What are the technical and scientific capabilities of data in life science? How can we incorporate data in medical research in a way that is clinically significant and meaningful? John Wilbanks, Chief Commons Officer of Sage Bionetworks, and his fellow panelists on the “Challenge Accepted: Understanding How Data Shape Medical Research” panel sought to answer these questions. In this highly interactive session, three themes bubbled to the surface.

1. It’s data trends that make health data intriguing.

Wilbanks shared an anecdote from his experience on the Parkinson’s mPower project: “We run a small Parkinson’s study via iPhones and use a lot of these methods to find patterns within data. In looking at collected data alongside patient-input free text, we saw that in groups of patients, words like ‘race relations’ and ‘news’ were affecting daily health information; the culprit was stress.” This trend was much more telling than the variance in empirical data alone.

Environmental data is another interesting source of data trends. When we collect massive data sets from mapping a population, and include environmental data, we can passively create a longitudinal cohort. With this well-characterized data set, we can run studies retrospectively—a potentially quick and efficient method. Russ Altman, professor of bioengineering and genetics and medicine at Stanford University, described this future. A current example of this type of effort is the newly announced Echo Program, which National Institutes of Health Director Francis Collins highlighted from the audience.

2. Incorporating data scientists and outside thinkers into the medical system is key.

Organizations should involve data scientists early in a research project. As highlighted by Leslie Fine, vice president of data and analytics at Salesforce, “People are bringing in data scientists at the end and are saying: ‘I have a screw, a bolt and a block of wood. Tell me how I can create a car.’ To avoid this, you have to bring them in at the beginning.”

Challenge Accepted rachel kalmar2

Rachel Kalmar, fellow at Berkman Klein Center for Internet & Society, Harvard University

Organizations should involve not only data scientists, but also other people with diverse skills, such as pharmacists, to support physicians and patients to collect, curate and package medical data, according to Altman. The burden cannot be placed on physicians or patients alone. Physicians need help integrating data and information systems. And patients need new tools. If they have genomic or wearables data, they require tools to put it in a centralized place, clean it, and annotate it.

3. We have much to learn.

The personal health data that we have today—generated from sources such as wearable devices—do not always add up. Rachel Kalmar, currently a fellow at Berkman Klein Center for Internet & Society at Harvard University, and previously a data scientist at Misfit Wearables, is often asked questions about why step counts from various devices do not sync. Every tiny difference in an environment—the device used, the sensor and algorithms in the device—affects your personal health data. To extract meaning from this data, it’s important to understand its source and to thoughtfully calibrate the questions to help you understand it.
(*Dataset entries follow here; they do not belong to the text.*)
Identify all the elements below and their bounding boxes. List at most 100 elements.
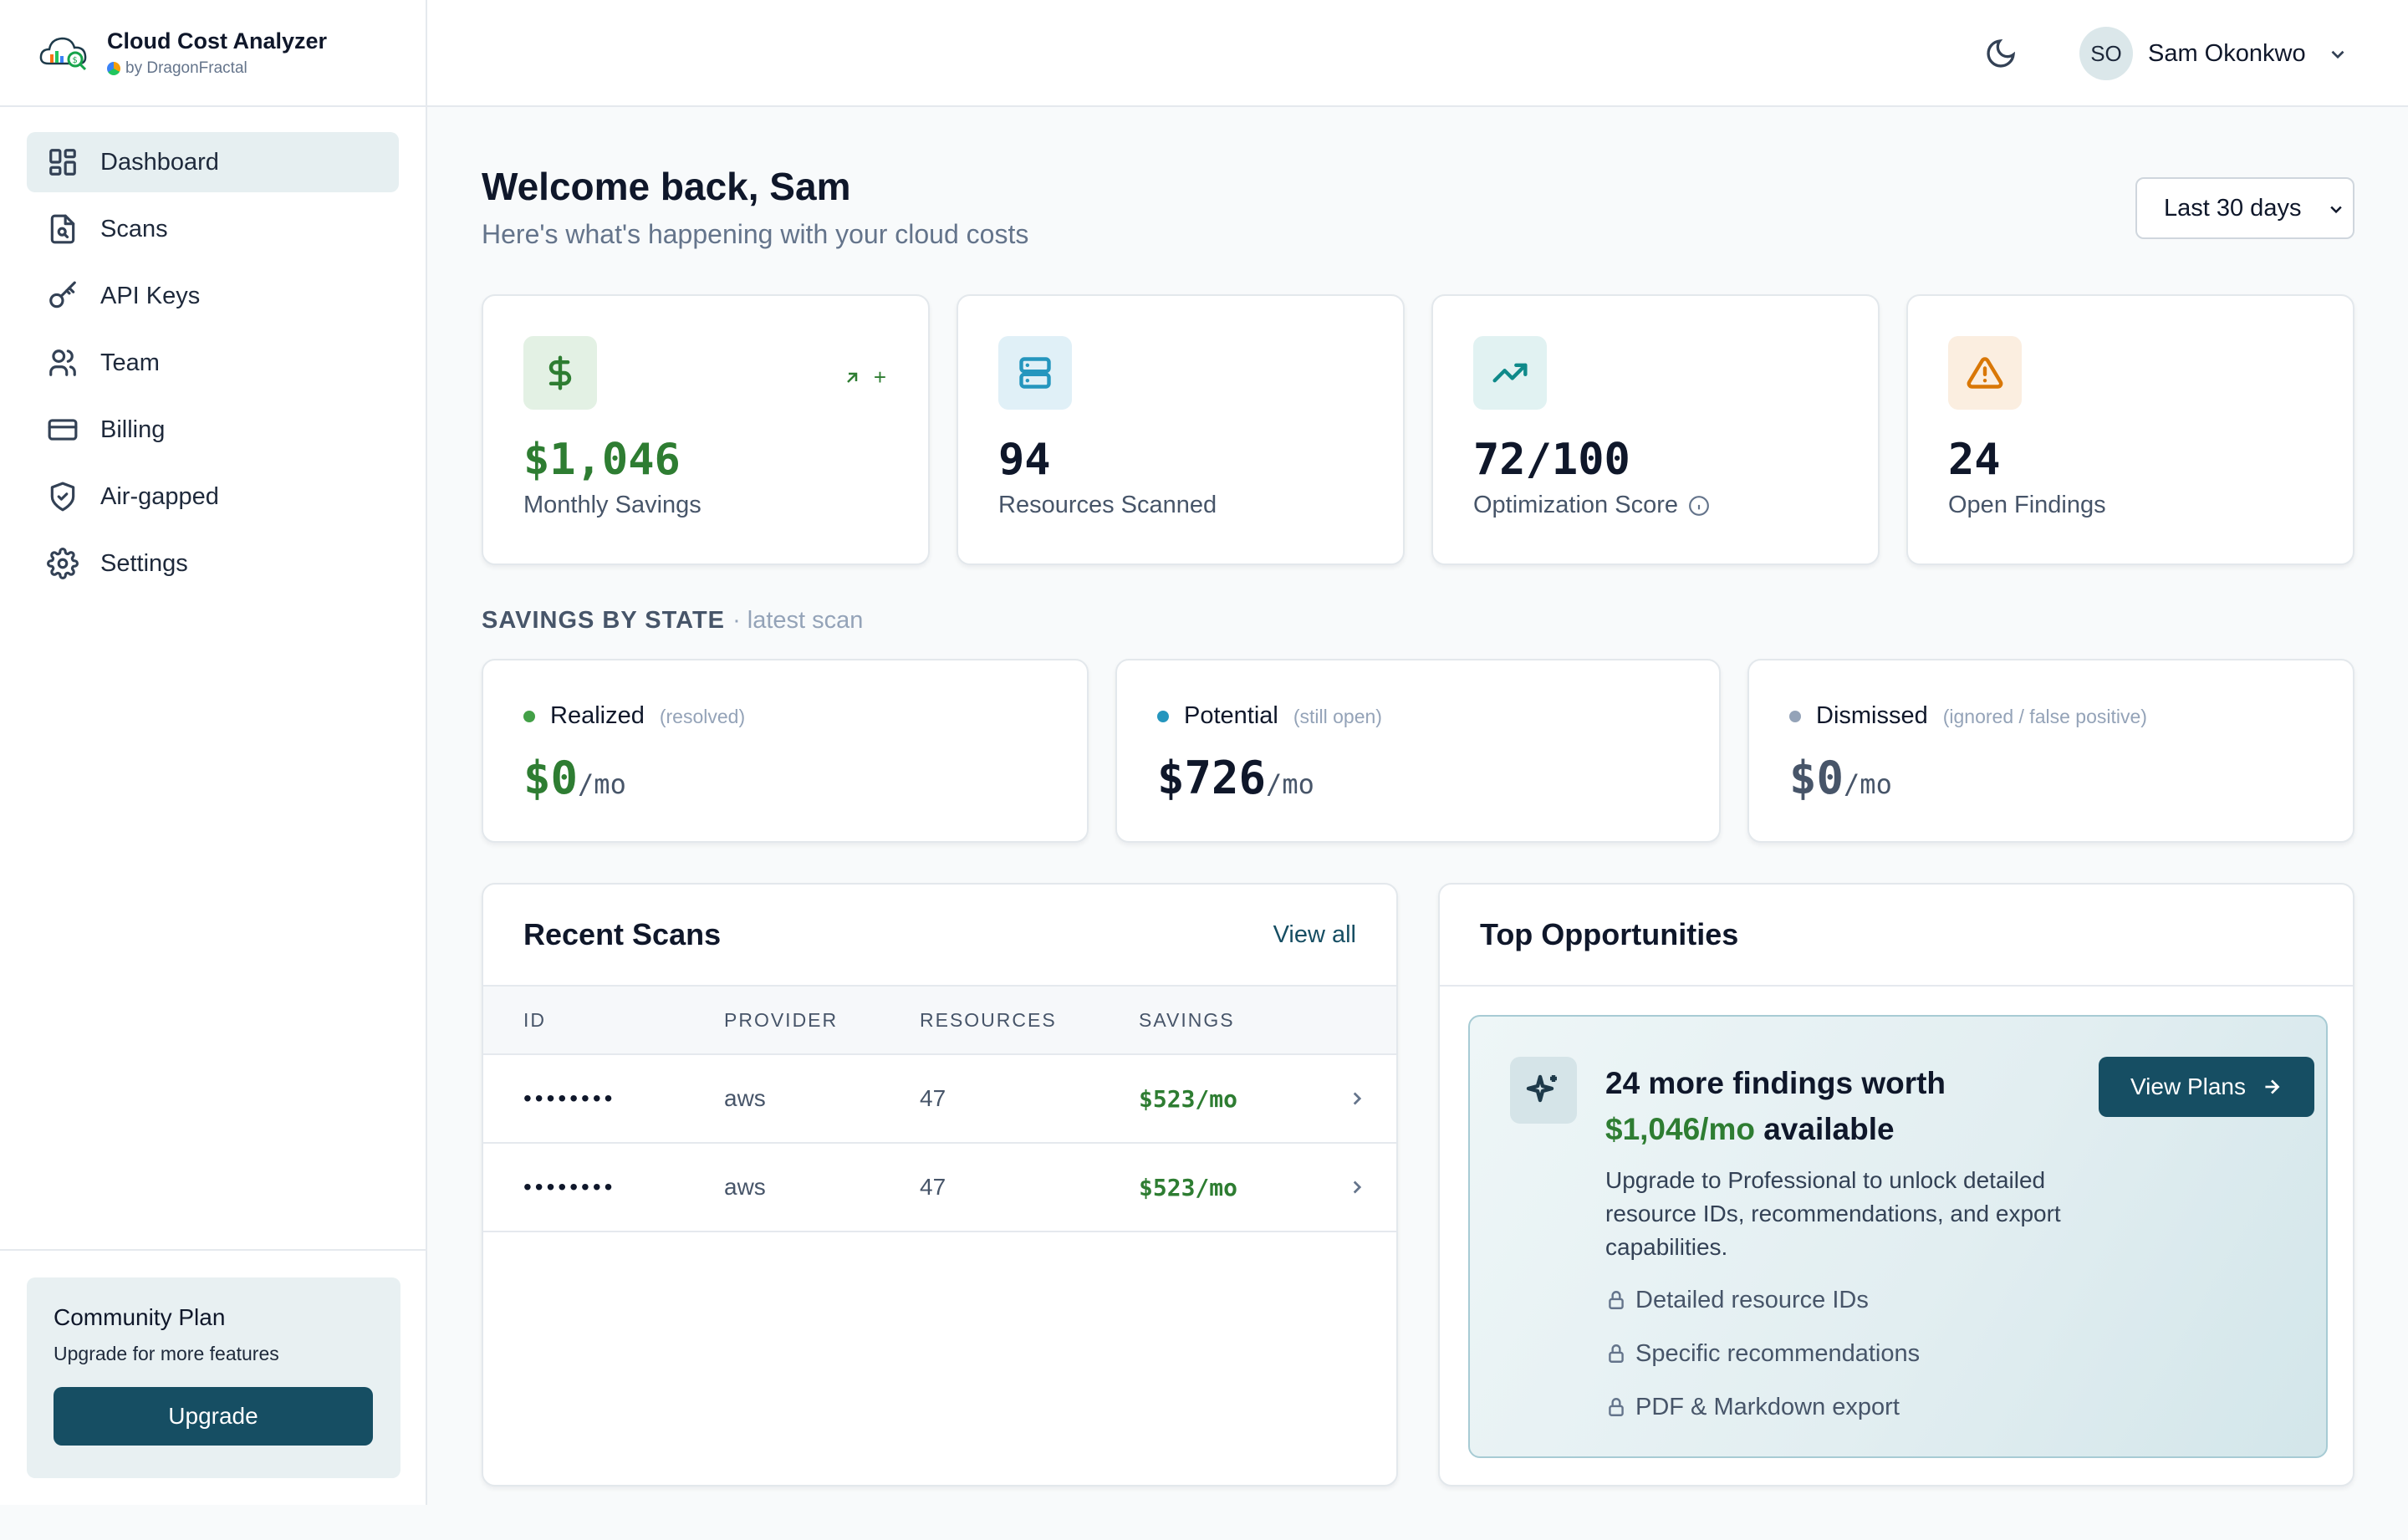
cloud-logo-icon: $ xyxy=(39,37,87,71)
view-plans-button[interactable]: View Plans xyxy=(2099,1057,2314,1117)
sidebar-nav: Dashboard Scans API Keys Team Billing Ai… xyxy=(0,107,426,594)
sidebar-item-scans[interactable]: Scans xyxy=(27,199,399,259)
sidebar: $ Cloud Cost Analyzer by DragonFractal D… xyxy=(0,0,427,1505)
section-title-text: SAVINGS BY STATE xyxy=(482,607,726,634)
dashboard-icon xyxy=(49,149,76,176)
stat-label: Open Findings xyxy=(1948,492,2106,518)
key-icon xyxy=(49,281,76,309)
document-scan-icon xyxy=(50,214,75,244)
state-value: $0/mo xyxy=(1789,752,2313,804)
sidebar-item-billing[interactable]: Billing xyxy=(27,400,399,460)
table-row[interactable]: •••••••• aws 47 $523/mo xyxy=(483,1055,1396,1144)
stat-value: 24 xyxy=(1948,435,2001,485)
page-title: Welcome back, Sam xyxy=(482,165,851,208)
state-amount: $726 xyxy=(1157,752,1267,804)
stat-value: $1,046 xyxy=(523,435,681,485)
state-value: $0/mo xyxy=(523,752,1047,804)
state-amount: $0 xyxy=(1789,752,1844,804)
promo-headline: 24 more findings worth $1,046/mo availab… xyxy=(1605,1060,2074,1152)
table-row[interactable]: •••••••• aws 47 $523/mo xyxy=(483,1144,1396,1232)
state-hint: (ignored / false positive) xyxy=(1942,706,2147,727)
promo-body: 24 more findings worth $1,046/mo availab… xyxy=(1605,1060,2074,1425)
chevron-down-icon xyxy=(2330,206,2342,214)
chevron-down-icon[interactable] xyxy=(2327,43,2349,65)
brand[interactable]: $ Cloud Cost Analyzer by DragonFractal xyxy=(0,0,426,107)
app-byline: by DragonFractal xyxy=(107,59,327,78)
moon-icon[interactable] xyxy=(1984,37,2018,70)
view-all-link[interactable]: View all xyxy=(1273,920,1356,948)
date-range-select[interactable]: Last 30 days xyxy=(2135,177,2354,239)
sidebar-divider xyxy=(0,1249,427,1251)
status-dot xyxy=(523,710,535,722)
feature-item: PDF & Markdown export xyxy=(1605,1390,2074,1425)
arrow-right-icon xyxy=(2265,1079,2280,1094)
byline-text: by DragonFractal xyxy=(125,59,247,77)
feature-label: Detailed resource IDs xyxy=(1635,1286,1869,1313)
column-header-provider: PROVIDER xyxy=(724,1008,839,1031)
state-unit: /mo xyxy=(578,768,626,800)
feature-item: Detailed resource IDs xyxy=(1605,1282,2074,1318)
state-value: $726/mo xyxy=(1157,752,1679,804)
dragonfractal-logo-icon xyxy=(107,61,120,75)
state-amount: $0 xyxy=(523,752,579,804)
gear-icon xyxy=(47,548,79,579)
state-card-realized: Realized (resolved) $0/mo xyxy=(482,659,1089,843)
sidebar-item-settings[interactable]: Settings xyxy=(27,533,399,594)
status-dot xyxy=(1789,710,1801,722)
state-card-dismissed: Dismissed (ignored / false positive) $0/… xyxy=(1747,659,2354,843)
state-hint: (still open) xyxy=(1293,706,1382,727)
top-opportunities-panel: Top Opportunities 24 more findings worth… xyxy=(1438,883,2354,1486)
sparkles-icon-wrap xyxy=(1510,1057,1577,1124)
scan-savings: $523/mo xyxy=(1139,1173,1238,1201)
sidebar-item-dashboard[interactable]: Dashboard xyxy=(27,132,399,192)
scan-resources: 47 xyxy=(920,1085,946,1111)
plan-title: Community Plan xyxy=(54,1304,226,1330)
state-unit: /mo xyxy=(1844,768,1892,800)
plan-subtitle: Upgrade for more features xyxy=(54,1343,279,1364)
trending-up-icon xyxy=(1492,363,1528,383)
lock-icon xyxy=(1609,1344,1624,1363)
status-dot xyxy=(1157,710,1169,722)
app-title: Cloud Cost Analyzer xyxy=(107,28,328,54)
sidebar-item-label: Team xyxy=(100,349,160,376)
sidebar-item-api-keys[interactable]: API Keys xyxy=(27,266,399,326)
table-header: ID PROVIDER RESOURCES SAVINGS xyxy=(483,987,1396,1055)
recent-scans-panel: Recent Scans View all ID PROVIDER RESOUR… xyxy=(482,883,1398,1486)
server-icon xyxy=(1019,357,1051,389)
state-hint: (resolved) xyxy=(659,706,746,727)
sidebar-item-air-gapped[interactable]: Air-gapped xyxy=(27,467,399,527)
chevron-right-icon[interactable] xyxy=(1346,1088,1368,1109)
state-card-potential: Potential (still open) $726/mo xyxy=(1115,659,1721,843)
plan-card: Community Plan Upgrade for more features… xyxy=(27,1277,400,1478)
chevron-right-icon[interactable] xyxy=(1346,1176,1368,1198)
sidebar-item-label: Settings xyxy=(100,549,188,577)
state-name: Realized xyxy=(550,702,645,729)
state-name: Dismissed xyxy=(1816,702,1928,729)
promo-amount: $1,046/mo xyxy=(1605,1112,1755,1146)
warning-icon xyxy=(1967,357,2003,389)
panel-title: Top Opportunities xyxy=(1480,917,1739,951)
scan-id: •••••••• xyxy=(523,1174,616,1200)
sidebar-item-label: Dashboard xyxy=(100,148,219,176)
upgrade-button[interactable]: Upgrade xyxy=(54,1387,373,1446)
view-plans-label: View Plans xyxy=(2130,1073,2246,1099)
column-header-savings: SAVINGS xyxy=(1139,1008,1235,1031)
stat-value: 72/100 xyxy=(1473,435,1630,485)
promo-headline-a: 24 more findings worth xyxy=(1605,1066,1946,1100)
user-name[interactable]: Sam Okonkwo xyxy=(2148,40,2306,67)
feature-label: PDF & Markdown export xyxy=(1635,1393,1900,1420)
feature-item: Specific recommendations xyxy=(1605,1336,2074,1371)
lock-icon xyxy=(1609,1398,1624,1416)
users-icon xyxy=(49,349,76,376)
state-name: Potential xyxy=(1184,702,1278,729)
dollar-icon-wrap xyxy=(523,336,597,410)
sidebar-item-team[interactable]: Team xyxy=(27,333,399,393)
section-title-savings-by-state: SAVINGS BY STATE · latest scan xyxy=(482,607,863,635)
shield-check-icon xyxy=(50,482,75,512)
avatar[interactable]: SO xyxy=(2079,27,2133,80)
trend-indicator: + xyxy=(842,365,886,390)
column-header-id: ID xyxy=(523,1008,546,1031)
dollar-icon xyxy=(548,355,572,390)
column-header-resources: RESOURCES xyxy=(920,1008,1057,1031)
info-icon[interactable] xyxy=(1688,495,1710,517)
Perhaps the greatest source of learning for medical researchers is the consumer world. Companies such as Salesforce can create holistic views of customers. Fine shared that Salesforce is starting to look at people and their health information just like companies look at customers. She said, “When we have a holistic view of people, we have a better characterized population, which can help facilitate things like improved targeting for clinical trials.”

Although the challenges to using data science to augment medical research are great, beginning to understand how to tackle these challenges is an important first step toward leveraging data to accelerate cures.